An effortless breakthrough
It began in 2017, when a new friend sent me a few American YouTube channels he was watching — almost unheard of in my country for people my age. I clicked, and instantly thought: Oh. This is so much better.
That spark matters.
Back then, I was stuck at the B1/B2 plateau — eight years with a tutor, English at school, even a year in a private language school. The level where you barely pass exams, freeze in conversations, carry a noticeable accent, forget words mid-sentence, and can't really understand anything beyond grammar books.
But that spark (and a bit of motivation to impress my friend) was enough to push me forward. I started replacing my entire YouTube feed with English content, one category at a time, until nothing else was left.

By early 2018, I'd moved on to podcasts, which opened up a whole new way to consume media. Then came switching my social feeds to English, tracking down the rare English-only events in my city, and finally — the big leap — moving my entire university course into an English-language group halfway through my degree.
It finally hit. Why?
I wasn’t studying at all — I just replaced what I was already doing — videos, podcasts, books, social — with the English version and kept going.
A year later, I was comfortably at Advanced. I was talking, listening, and thinking in English as my default. And because it felt so natural, it almost felt like cheating. It made me feel like anything was possible.
From Languages to Design
Even now, most people I know — including those in international and truly native-English companies — still struggle with the plateau I broke through back then. That breakthrough gave me the confidence to jump into tech, design, and startups, to collaborate globally, and to keep learning by doing. The jump from languages to design was almost seamless.
Start before you feel ready, adapt fast, and let the environment shape you.
The same mindset made it natural to explore a new craft — in 2018, I began taking small volunteer and part-time design projects. That led to my first role at a leading design agency in my city, and soon after, becoming the first designer at an early-stage startup (later backed by Palta, the team behind Flo), where I owned the entire design process from scratch.

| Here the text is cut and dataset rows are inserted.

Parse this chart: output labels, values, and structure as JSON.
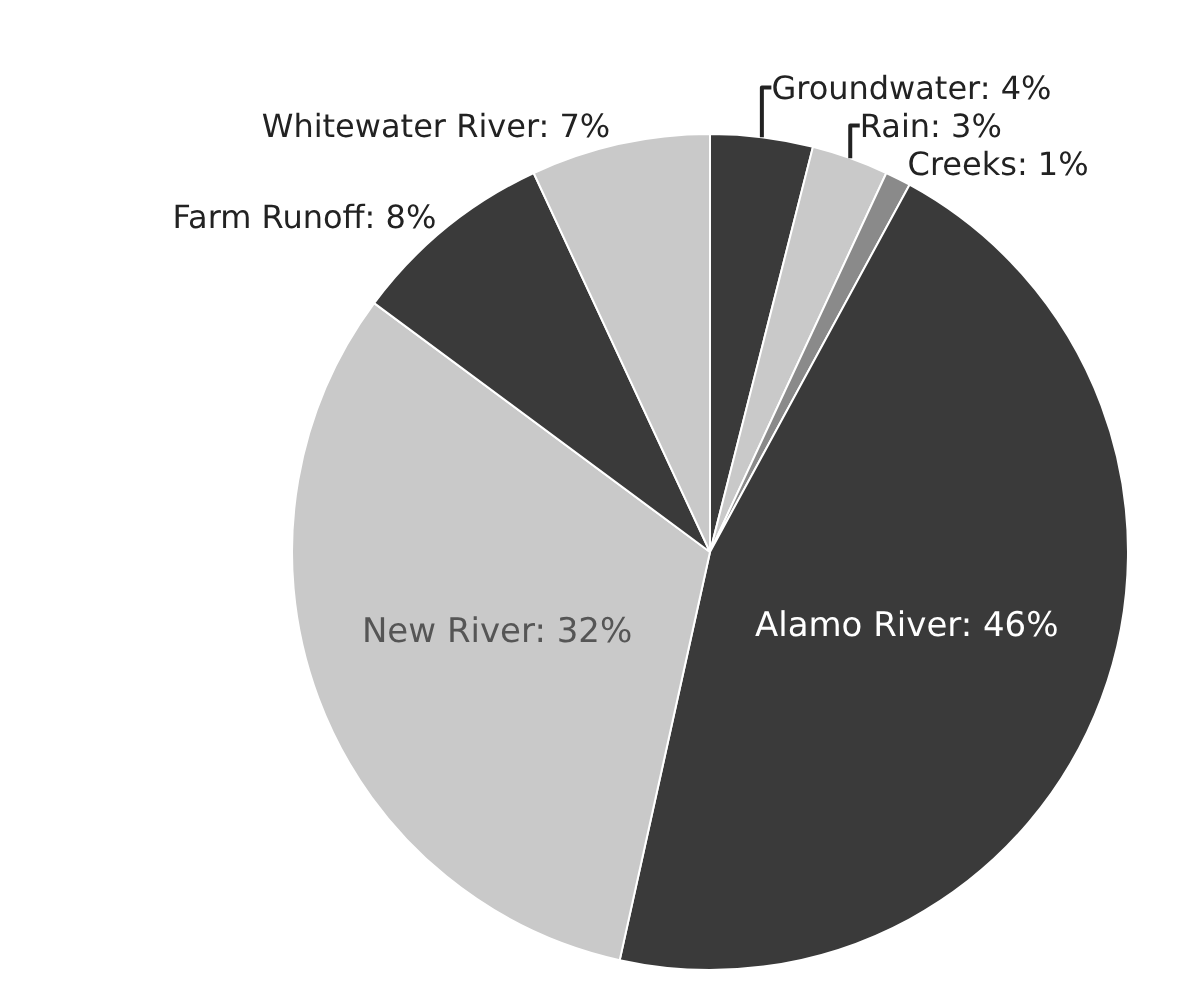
{
  "chart_data": {
    "type": "pie",
    "categories": [
      "Groundwater",
      "Rain",
      "Creeks",
      "Alamo River",
      "New River",
      "Farm Runoff",
      "Whitewater River"
    ],
    "values": [
      4,
      3,
      1,
      46,
      32,
      8,
      7
    ],
    "value_labels": [
      "4%",
      "3%",
      "1%",
      "46%",
      "32%",
      "8%",
      "7%"
    ],
    "colors": [
      "#3a3a3a",
      "#c9c9c9",
      "#8a8a8a",
      "#3a3a3a",
      "#c9c9c9",
      "#3a3a3a",
      "#c9c9c9"
    ],
    "legend": false
  }
}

Languages are just one example. You can learn almost anything this way. At first, it's overwhelming — you only catch half or less of what's going on and your brain feels fried. But then something clicks: you start filling in the gaps automatically, and suddenly you're just… doing it.
Today
I’m still at Palta now, working as a product designer owning projects end-to-end and learning constantly in real time. That same immersion approach — the one that got me fluent in English — gives me confidence to tackle new challenges before I feel ready, pick up tools as I need them, and close gaps fast.
Get the essentials, learn by doing, and stay flexible enough to change course.